Apesar da relevância dos dados, os casos mais controversos podem estar associados às entrevistas de vídeo às quais os candidatos são submetidos por entrevistadores criados por IA.
Esses sistemas são chamados de VIAS (Video Interview Analysis Systems). Enquanto sistemas de texto analisam o que os candidatos fizeram, os sistemas de vídeo tentam decodificar quem eles são a partir de sinais biométricos e comportamentais. Os parâmetros vêm sendo estudados e estabelecem padrões ocidentais e masculinos.

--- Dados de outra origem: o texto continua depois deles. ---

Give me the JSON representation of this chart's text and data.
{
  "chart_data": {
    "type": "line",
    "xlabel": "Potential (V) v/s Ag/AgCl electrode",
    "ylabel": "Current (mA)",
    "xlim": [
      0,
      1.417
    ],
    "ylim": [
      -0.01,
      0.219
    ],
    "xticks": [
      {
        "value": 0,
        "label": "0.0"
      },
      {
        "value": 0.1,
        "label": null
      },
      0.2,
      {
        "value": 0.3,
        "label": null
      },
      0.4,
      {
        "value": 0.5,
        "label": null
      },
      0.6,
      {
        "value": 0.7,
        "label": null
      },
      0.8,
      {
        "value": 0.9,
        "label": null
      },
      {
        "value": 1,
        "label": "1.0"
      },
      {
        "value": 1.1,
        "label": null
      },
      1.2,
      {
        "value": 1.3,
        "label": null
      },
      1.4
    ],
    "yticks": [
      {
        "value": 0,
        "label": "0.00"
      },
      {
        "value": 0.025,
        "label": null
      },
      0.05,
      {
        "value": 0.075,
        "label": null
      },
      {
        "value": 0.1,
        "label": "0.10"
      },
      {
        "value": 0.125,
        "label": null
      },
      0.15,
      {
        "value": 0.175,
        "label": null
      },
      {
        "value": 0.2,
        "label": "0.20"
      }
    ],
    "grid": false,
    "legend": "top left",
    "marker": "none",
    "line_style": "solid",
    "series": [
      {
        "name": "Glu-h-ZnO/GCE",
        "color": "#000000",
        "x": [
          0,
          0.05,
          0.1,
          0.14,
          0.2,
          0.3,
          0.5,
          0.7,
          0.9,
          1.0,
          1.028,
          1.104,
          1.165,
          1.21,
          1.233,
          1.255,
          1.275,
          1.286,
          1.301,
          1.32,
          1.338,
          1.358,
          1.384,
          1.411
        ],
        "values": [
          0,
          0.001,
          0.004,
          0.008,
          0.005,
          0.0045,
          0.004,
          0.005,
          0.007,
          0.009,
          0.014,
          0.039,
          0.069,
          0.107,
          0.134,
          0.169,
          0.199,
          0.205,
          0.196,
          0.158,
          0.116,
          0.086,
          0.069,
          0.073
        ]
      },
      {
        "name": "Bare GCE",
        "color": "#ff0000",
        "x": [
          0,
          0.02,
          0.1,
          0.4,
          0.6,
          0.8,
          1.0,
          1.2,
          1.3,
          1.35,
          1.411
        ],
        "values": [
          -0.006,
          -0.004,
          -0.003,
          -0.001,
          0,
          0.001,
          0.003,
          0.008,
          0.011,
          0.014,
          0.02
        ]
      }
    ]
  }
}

A distorção da interpretação se repete quando são analisados tom de voz e expressões. Quando um homem tem uma expressão séria, é interpretado como tendo foco e autoridade. A mesma expressão em uma mulher é lida como hostilidade ou falta de simpatia. Candidatas tendem a usar mais a palavra "nós" e o sistema interpreta isso como ausência de protagonismo. O candidato que usa "eu" é lido como mais realizado.

Se os sistemas não apresentam as candidatas, os recrutadores humanos nem chegam a saber que elas existem. Esse é o novo teto de vidro: invisível, automatizado e operando em escala industrial.
A União Europeia já classificou o uso de IA em recrutamento como atividade de alto risco, impondo auditoria, transparência e supervisão humana obrigatória. No Brasil, a LGPD, Lei Geral de Proteção de Dados, não oferece instrumentos suficientes para regular essa prática. Na ausência de regulação, a responsabilidade recai sobre as empresas.
É imperativo que organizações brasileiras estabeleçam critérios éticos de governança sobre seus sistemas de seleção, auditando quantas mulheres se candidatam e quantas são efetivamente selecionadas, revisando os parâmetros que as ferramentas utilizam e garantindo supervisão humana nas etapas críticas. Esse olhar não resolve o problema estrutural. Mas impede que a tecnologia o aprofunde enquanto a regulação não chega.
*Alessandra Calheira - Fundadora da Career Organizer, professora e mestre em Comunicação e Culturas Contemporâneas. Especialista em desenvolvimento de carreira e empoderamento profissional feminino.